Pasqua, il papa, Tv e chiese vuote

Pasqua, il papa, Tv e chiese vuote

di Luigi Sandri

Un vibrante invito per un cessate il fuoco "globale e immediato" che ponga fine ai conflitti sanguinosi incombenti sul mondo, e un monito all'Europa perché in tempo di coronavirus faccia prevalere solidarietà, non egoismo, tra i suoi popoli. Questo il grido lanciato da Francesco.

Lo ha fatto nei suoi discorsi di Pasqua rivolti alla Chiesa romana e al mondo, durante liturgie caratterizzate dalla sostanziale solitudine del papa, con il popolo - causa pandemia - forzatamente lontano e partecipante solo attraverso la tv, così che i riti erano di fatto incentrati sul celebrante, e non sull'assemblea, orante, sì, ma invisibile.
La sera del Sabato santo il pontefice ha detto messa in una basilica vaticana praticamente vuota: infatti i "fedeli", debitamente distanziati, erano una decina di persone, tra cui un cardinale.
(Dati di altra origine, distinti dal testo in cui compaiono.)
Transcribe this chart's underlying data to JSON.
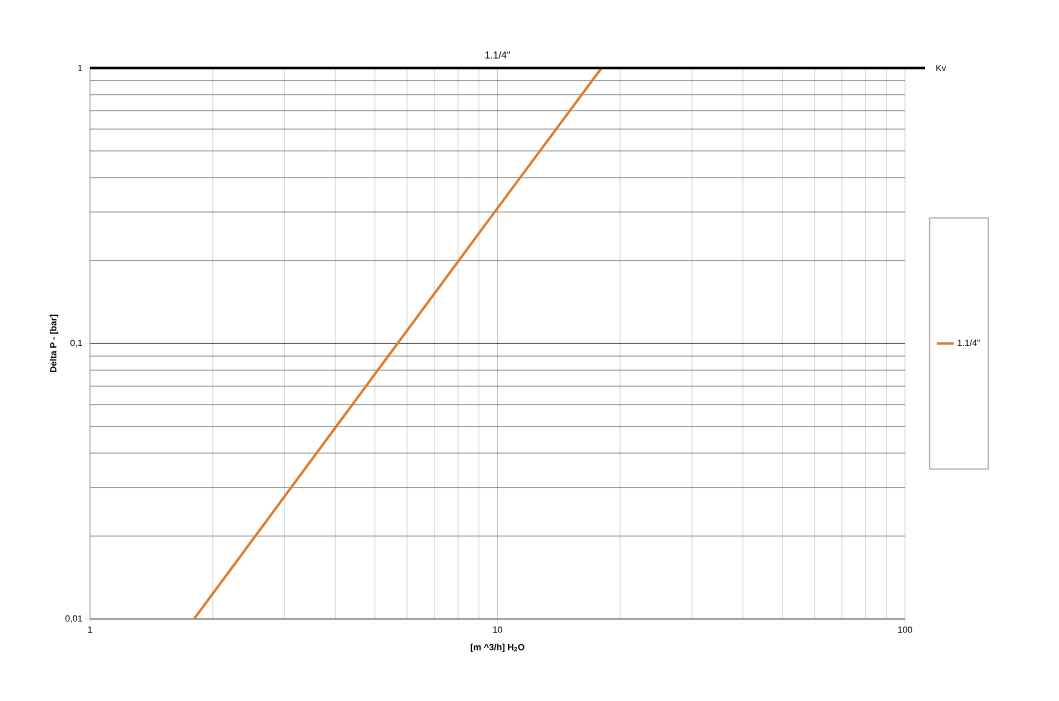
{
  "chart_data": {
    "type": "line",
    "title": "1.1/4\"",
    "xlabel": "[m ^3/h] H$_{2}$O",
    "ylabel": "Delta P - [bar]",
    "log": "xy",
    "xlim": [
      1,
      100
    ],
    "ylim": [
      0.01,
      1
    ],
    "xticks": [
      1,
      10,
      100
    ],
    "yticks": [
      {
        "value": 0.01,
        "label": "0,01"
      },
      {
        "value": 0.1,
        "label": "0,1"
      },
      1
    ],
    "grid": true,
    "legend": "right",
    "marker": "none",
    "line_style": "solid",
    "ref_lines": [
      {
        "axis": "y",
        "value": 1,
        "label": "Kv",
        "color": "#000000"
      }
    ],
    "series": [
      {
        "name": "1.1/4\"",
        "color": "#e07b2c",
        "x": [
          1.8,
          10,
          18
        ],
        "values": [
          0.01,
          0.31,
          1
        ]
      }
    ]
  }
}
Nella sua omelia, pur invitando alla fiducia nel futuro - perché la risurrezione di Cristo «dà diritto alla speranza; il buio e la notte non hanno l'ultima parola» - il papa, valutando il mondo così come è, ma auspicando però che cambi, a quasi gridato: «Basta con il commercio delle armi; abbiamo bisogno di pane, non di fucili». E poi, con una analogia drammatica: «Cessino gli aborti che uccidono la vita innocente».
Vuota, poi, anche il giorno della Risurrezione di Cristo, la basilica di San Pietro, dove il pontefice ha celebrato la solenne liturgia praticamente da solo: una scena mai vista in 1700 anni! D'altronde, la necessità di evitare assembramenti latori di contagio - il virus non distingue tra un bar e una basilica! - Bergoglio e i vescovi italiani hanno deciso di chiudere le chiese alla gente perfino a Pasqua.

Terminata la messa papale solitaria è mancata la benedizione "urbi et orbi", a Roma e al mondo, dalla loggia esterna della basilica; Francesco l'ha impartita al suo interno. Inverando il senso della festa, egli ha ribadito l'invito del segretario generale dell'Onu, Antonio Guterres, ad un disarmo generalizzato affinché, tacendo le armi, ci si dedichi tutti ad affrontare le emergenze sanitarie provocate dalla epidemia. Ha lodato quanti si dedicano con amore ad assistere i contagiati dal virus, e a proteggere i migranti. E ha invitato l'Unione Europea, per rimanere se stessa, ad affrontare questo tempo difficile con spirito solidale.

Teletrasmesse a livello nazionale o locale, le cerimonie della Settimana santa ovunque hanno messo in evidenza che, mancando il popolo, perno di tutto è il celebrante: il messaggio implicito, dunque, è il rafforzamento del ruolo del clero; e ciò apre un rilevante problema teologico e pastorale. Alcuni lodano le sacre liturgie alla tv, perché sono per molti di consolazione; altri, invece, paventano il rischio che si svuoti di senso un rito quando l'assemblea è fisicamente assente. E perciò ipotizzano che se il popolo non può esserci, anche il prete, da solo, non dovrebbe celebrare: lui e i fedeli, distanti ma spiritualmente legati, stiano a casa in preghiera, meditando il Vangelo che è Parola viva anche a digiuno di sacramenti.